Friday, May 29, 2009

By Denise Dick

Trumbull is the only Northeast Ohio county without a permissive auto license tax.

LIBERTY — If Trumbull County commissioners vote to impose a $15 per- vehicle license tax, Engineer David DeChristofaro says the money will be used solely for road and bridge projects.

“I would ask the county commissioners to write into the resolution that that’s the way it has to be used,” DeChristofaro said at a public hearing on the proposed fee.

The tax would be paid by residents upon renewing their license plates each year.

Those in the crowd of about 50 at the public hearing Thursday at the township administration building voiced both support and opposition.

“This is something that should have been done years ago,” said Bill Padisak, who works in Warren. “One of my daughters drives over one of those bridges to work every day. I’m going to call her. That terrifies me.”

Padisak was referring to slides that DeChristofaro showed of roads and bridges in disrepair.

Gail Godfry says she travels Tibbetts-Wick Road, one of the roads DeChristofaro said needs repaired, and she supports the fee.

“I think this is a much-needed tax,” she said. She thinks it’s not much to pay for good roads and bridges and for safety.

John Burke, on the other hand, opposes it.

“We don’t have any money,” Burke said. “No one has one car anymore. We all have two or three with trailers. It’s not going to cost $15. It’s going to cost $30 or $60.”

Mickie Foltz said she wasn’t speaking for or against the fee, but believes it should be placed on the ballot to allow voters to decide.

Thursday was the second of two public hearings on the proposed permissive auto license tax. Commissioners will decide whether to impose the tax and its amount — $5, $10 or $15. The amounts were determined by the state Legislature, which allowed counties to impose them.

Trumbull has never acted on that, although several municipalities within the county have.

Residents of communities that already have a tax would only pay the difference between what their community charges and the amount that the county would charge.

DeChristofaro is asking them to impose the $15 tax which would generate $2.5 million per year, he said.

DeChristofaro said he would use that money as a match for state and federal dollars and plans to rebuild 60 bridges and reconstruct 110 miles of road.

The matching money would be used to secure federal and state grants.
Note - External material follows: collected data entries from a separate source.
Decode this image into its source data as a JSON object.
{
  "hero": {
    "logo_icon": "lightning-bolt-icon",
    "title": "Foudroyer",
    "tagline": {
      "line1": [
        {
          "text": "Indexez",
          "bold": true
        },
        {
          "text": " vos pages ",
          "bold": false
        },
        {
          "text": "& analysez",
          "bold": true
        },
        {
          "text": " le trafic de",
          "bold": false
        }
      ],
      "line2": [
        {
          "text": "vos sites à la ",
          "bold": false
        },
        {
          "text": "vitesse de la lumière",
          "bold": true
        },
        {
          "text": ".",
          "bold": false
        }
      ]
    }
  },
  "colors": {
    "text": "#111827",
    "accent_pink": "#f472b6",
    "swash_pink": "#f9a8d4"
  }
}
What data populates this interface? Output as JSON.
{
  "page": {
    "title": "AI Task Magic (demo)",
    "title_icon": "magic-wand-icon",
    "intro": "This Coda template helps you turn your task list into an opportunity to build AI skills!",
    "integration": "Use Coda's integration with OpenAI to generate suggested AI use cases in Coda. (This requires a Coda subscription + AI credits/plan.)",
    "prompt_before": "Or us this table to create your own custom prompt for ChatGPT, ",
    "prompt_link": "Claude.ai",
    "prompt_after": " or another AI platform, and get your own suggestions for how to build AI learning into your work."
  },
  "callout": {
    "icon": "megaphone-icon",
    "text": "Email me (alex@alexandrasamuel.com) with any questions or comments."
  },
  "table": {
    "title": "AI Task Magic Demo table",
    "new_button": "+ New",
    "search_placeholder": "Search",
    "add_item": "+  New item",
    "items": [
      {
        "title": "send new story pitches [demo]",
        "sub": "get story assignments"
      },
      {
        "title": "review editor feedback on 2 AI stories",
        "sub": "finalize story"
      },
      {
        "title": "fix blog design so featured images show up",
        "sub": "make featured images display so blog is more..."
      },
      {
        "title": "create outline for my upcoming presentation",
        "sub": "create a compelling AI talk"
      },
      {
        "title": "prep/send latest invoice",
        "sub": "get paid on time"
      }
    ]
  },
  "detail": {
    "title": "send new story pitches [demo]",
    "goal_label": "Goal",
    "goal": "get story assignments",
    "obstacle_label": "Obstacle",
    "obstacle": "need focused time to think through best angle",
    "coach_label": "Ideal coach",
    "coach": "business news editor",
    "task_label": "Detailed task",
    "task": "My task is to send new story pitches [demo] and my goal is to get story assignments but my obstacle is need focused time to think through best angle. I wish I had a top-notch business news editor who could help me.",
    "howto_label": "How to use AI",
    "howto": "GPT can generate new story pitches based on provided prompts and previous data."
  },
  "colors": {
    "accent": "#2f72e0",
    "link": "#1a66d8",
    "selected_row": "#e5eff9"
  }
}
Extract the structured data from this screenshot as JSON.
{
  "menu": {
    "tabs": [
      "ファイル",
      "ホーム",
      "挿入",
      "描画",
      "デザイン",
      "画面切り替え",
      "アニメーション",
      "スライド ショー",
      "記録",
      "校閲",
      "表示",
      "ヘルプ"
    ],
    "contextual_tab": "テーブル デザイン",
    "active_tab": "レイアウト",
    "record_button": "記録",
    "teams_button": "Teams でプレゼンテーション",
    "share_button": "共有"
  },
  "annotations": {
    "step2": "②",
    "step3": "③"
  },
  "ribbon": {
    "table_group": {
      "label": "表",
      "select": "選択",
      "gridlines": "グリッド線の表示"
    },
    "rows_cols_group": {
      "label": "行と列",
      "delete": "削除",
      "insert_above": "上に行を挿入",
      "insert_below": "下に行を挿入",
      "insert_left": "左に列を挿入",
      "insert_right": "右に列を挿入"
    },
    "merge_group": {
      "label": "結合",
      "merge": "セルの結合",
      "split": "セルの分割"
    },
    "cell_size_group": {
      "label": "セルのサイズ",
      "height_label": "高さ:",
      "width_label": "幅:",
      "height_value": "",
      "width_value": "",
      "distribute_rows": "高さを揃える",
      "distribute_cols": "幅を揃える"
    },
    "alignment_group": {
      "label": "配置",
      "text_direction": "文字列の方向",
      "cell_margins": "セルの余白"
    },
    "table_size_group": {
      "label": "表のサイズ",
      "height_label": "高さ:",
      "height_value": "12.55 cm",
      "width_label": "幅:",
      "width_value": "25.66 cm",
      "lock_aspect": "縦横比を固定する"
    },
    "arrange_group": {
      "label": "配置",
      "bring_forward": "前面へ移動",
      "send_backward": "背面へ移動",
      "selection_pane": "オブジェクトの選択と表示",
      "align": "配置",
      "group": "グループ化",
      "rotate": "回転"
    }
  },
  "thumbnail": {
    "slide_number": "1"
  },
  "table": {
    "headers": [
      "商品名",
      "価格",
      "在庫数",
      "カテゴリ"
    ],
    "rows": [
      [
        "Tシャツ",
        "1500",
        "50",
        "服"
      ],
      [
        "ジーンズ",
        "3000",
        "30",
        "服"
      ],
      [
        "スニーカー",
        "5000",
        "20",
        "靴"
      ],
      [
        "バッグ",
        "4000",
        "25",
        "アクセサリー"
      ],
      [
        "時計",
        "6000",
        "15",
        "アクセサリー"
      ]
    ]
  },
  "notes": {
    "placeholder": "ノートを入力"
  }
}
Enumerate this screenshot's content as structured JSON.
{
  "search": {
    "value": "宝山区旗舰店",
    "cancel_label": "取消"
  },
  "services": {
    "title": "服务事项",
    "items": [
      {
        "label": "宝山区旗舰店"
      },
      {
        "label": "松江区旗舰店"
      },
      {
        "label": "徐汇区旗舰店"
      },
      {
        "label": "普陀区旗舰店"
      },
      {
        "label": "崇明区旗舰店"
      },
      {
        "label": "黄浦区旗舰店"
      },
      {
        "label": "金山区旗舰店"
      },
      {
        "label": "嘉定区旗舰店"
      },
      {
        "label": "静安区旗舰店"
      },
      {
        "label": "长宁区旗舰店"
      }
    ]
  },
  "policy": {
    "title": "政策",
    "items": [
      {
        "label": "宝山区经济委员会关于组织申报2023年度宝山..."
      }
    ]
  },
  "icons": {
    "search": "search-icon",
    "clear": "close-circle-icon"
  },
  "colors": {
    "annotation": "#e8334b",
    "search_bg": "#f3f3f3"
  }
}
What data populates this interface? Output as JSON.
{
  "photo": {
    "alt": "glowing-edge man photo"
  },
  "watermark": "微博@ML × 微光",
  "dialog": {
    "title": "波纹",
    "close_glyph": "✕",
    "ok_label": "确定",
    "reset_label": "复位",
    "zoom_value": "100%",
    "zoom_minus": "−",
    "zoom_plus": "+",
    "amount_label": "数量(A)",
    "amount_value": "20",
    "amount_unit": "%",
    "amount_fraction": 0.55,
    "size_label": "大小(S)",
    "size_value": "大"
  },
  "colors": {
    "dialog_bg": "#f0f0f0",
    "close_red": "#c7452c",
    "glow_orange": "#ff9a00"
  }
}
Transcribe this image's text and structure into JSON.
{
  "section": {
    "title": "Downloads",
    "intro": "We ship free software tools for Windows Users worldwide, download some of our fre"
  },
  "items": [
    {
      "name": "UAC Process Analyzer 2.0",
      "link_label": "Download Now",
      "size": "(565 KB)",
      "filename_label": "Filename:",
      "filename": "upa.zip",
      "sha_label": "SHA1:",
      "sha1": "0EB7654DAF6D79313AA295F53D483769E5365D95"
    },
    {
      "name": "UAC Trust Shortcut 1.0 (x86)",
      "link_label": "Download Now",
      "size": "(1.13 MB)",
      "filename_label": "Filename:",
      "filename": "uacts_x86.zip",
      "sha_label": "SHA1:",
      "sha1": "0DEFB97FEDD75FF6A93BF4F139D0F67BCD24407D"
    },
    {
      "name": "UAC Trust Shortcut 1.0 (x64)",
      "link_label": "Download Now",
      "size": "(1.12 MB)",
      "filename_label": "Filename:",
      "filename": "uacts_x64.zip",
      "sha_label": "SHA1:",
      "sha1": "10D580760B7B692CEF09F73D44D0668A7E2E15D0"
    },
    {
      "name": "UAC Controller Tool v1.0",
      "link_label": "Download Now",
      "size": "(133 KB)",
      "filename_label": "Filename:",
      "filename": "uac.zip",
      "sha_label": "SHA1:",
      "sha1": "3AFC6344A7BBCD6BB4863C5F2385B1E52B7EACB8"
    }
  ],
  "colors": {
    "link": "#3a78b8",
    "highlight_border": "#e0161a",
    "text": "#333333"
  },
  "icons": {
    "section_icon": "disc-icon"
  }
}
Without a local match, the county can’t receive those dollars.

Trumbull is the only one of the 14 Northeast Ohio counties that doesn’t have a permissive auto license tax. Both Mahoning and Columbiana residents pay $15 per vehicle per year.

About two-thirds of Ohio’s 88 counties have a permissive auto license tax, the engineer said. Of those that don’t, most have populations of about 40,000, he said.

Trumbull’s population exceeds 200,000. All 11 other Ohio counties with populations of more than 200,000 have a permissive auto license tax.

About 25 percent of the county’s bridges are ranked from poor to imminent failure, according to the federal highway rating system, and Trumbull ranks 10th in Ohio counties in the number of deficient bridge decks.